If hula hooping reminds you of childhood, vaudeville, or Elvis movies, you’re missing the latest wave in ab training and a truly fun exercise routine. Not only does hula hooping work the entire core, including the tough-to-tone lower abs, it’s also a light source of aerobic exercise, burning 100-150 calories for every ten minutes you keep the hoop spinning. Once you’ve reached the intermediate level, you can add smaller hoops to the arms, burning more calories and working out the upper body as well as the core.

I’ve been hula hooping five times a week for about three years. Over that period, I’ve shed at least ten inches from my waist. For the sake of full disclosure, my other aerobic activity is walking two to three miles, three times a week. Using a diet and exercise routine involving hula hooping, I was able to lose sixty pounds in less than a year, and I’ve kept it off for two.

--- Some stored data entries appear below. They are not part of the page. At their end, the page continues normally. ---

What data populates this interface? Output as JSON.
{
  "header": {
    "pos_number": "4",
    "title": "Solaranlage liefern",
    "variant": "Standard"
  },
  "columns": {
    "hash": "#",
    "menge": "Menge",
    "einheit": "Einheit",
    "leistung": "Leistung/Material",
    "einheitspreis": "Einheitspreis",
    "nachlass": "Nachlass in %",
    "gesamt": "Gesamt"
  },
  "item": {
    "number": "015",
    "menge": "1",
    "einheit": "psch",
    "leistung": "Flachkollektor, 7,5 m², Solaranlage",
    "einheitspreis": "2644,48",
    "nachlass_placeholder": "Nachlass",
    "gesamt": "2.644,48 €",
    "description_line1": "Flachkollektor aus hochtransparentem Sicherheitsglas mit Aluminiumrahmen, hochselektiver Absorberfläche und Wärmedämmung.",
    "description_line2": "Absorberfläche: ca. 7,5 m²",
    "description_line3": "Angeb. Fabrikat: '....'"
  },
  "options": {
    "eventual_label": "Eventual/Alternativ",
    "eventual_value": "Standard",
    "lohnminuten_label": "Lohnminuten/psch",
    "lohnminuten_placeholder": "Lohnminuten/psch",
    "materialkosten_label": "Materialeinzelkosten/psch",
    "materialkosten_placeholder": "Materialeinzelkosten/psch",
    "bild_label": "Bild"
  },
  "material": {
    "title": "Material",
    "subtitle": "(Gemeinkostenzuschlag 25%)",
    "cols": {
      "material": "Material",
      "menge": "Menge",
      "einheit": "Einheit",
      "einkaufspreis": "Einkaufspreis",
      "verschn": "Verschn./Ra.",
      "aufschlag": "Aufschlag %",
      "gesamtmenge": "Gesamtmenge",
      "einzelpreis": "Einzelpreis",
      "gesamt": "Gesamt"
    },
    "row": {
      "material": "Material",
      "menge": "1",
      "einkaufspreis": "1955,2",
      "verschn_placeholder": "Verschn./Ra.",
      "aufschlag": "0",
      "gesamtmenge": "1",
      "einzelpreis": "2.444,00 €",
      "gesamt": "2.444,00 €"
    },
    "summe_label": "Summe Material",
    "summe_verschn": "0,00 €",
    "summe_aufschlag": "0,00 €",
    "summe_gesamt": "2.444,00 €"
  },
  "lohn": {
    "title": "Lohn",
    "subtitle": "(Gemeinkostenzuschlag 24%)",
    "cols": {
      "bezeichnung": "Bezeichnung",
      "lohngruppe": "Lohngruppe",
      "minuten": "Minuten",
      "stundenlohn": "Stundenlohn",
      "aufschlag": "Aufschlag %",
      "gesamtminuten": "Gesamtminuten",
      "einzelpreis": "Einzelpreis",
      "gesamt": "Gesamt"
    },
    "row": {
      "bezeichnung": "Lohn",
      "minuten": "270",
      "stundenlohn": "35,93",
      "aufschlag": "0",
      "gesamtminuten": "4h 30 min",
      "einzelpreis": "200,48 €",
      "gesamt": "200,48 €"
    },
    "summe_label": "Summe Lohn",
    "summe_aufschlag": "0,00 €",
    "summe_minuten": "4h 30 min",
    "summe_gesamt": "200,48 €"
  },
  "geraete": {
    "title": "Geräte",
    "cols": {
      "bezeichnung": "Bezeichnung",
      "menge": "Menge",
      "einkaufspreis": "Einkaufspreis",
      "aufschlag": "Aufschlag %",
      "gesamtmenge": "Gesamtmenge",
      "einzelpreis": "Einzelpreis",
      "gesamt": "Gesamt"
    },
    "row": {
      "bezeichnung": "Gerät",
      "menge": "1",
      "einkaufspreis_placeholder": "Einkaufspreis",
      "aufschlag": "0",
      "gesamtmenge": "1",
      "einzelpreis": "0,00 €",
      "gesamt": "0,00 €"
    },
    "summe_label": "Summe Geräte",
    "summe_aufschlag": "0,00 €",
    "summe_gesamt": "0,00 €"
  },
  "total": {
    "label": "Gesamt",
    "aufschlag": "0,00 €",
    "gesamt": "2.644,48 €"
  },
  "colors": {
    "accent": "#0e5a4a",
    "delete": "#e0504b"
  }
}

From hooping.org, here are instructions on how to properly hula hoop:

1. Make sure you have the right size hula hoop! 

Stand with your hoop in front of you. The general rule of thumb is that a hoop should stand somewhere between your navel and nipple height… The bigger you are, the bigger the hoop should be.

2. Put one foot in front of the other, and shift your weight. 

Hold the hoop against your back. You can start it a little above your waist. Then, push the hoop around your waist, and shift your weight back and forth on your feet to keep the hoop moving.

I would also recommend keeping your feet straight and about a foot and a half apart.

For those who prefer pictures, check out this detailed article from wikiHow with diagrams and tips for both beginners and intermediates.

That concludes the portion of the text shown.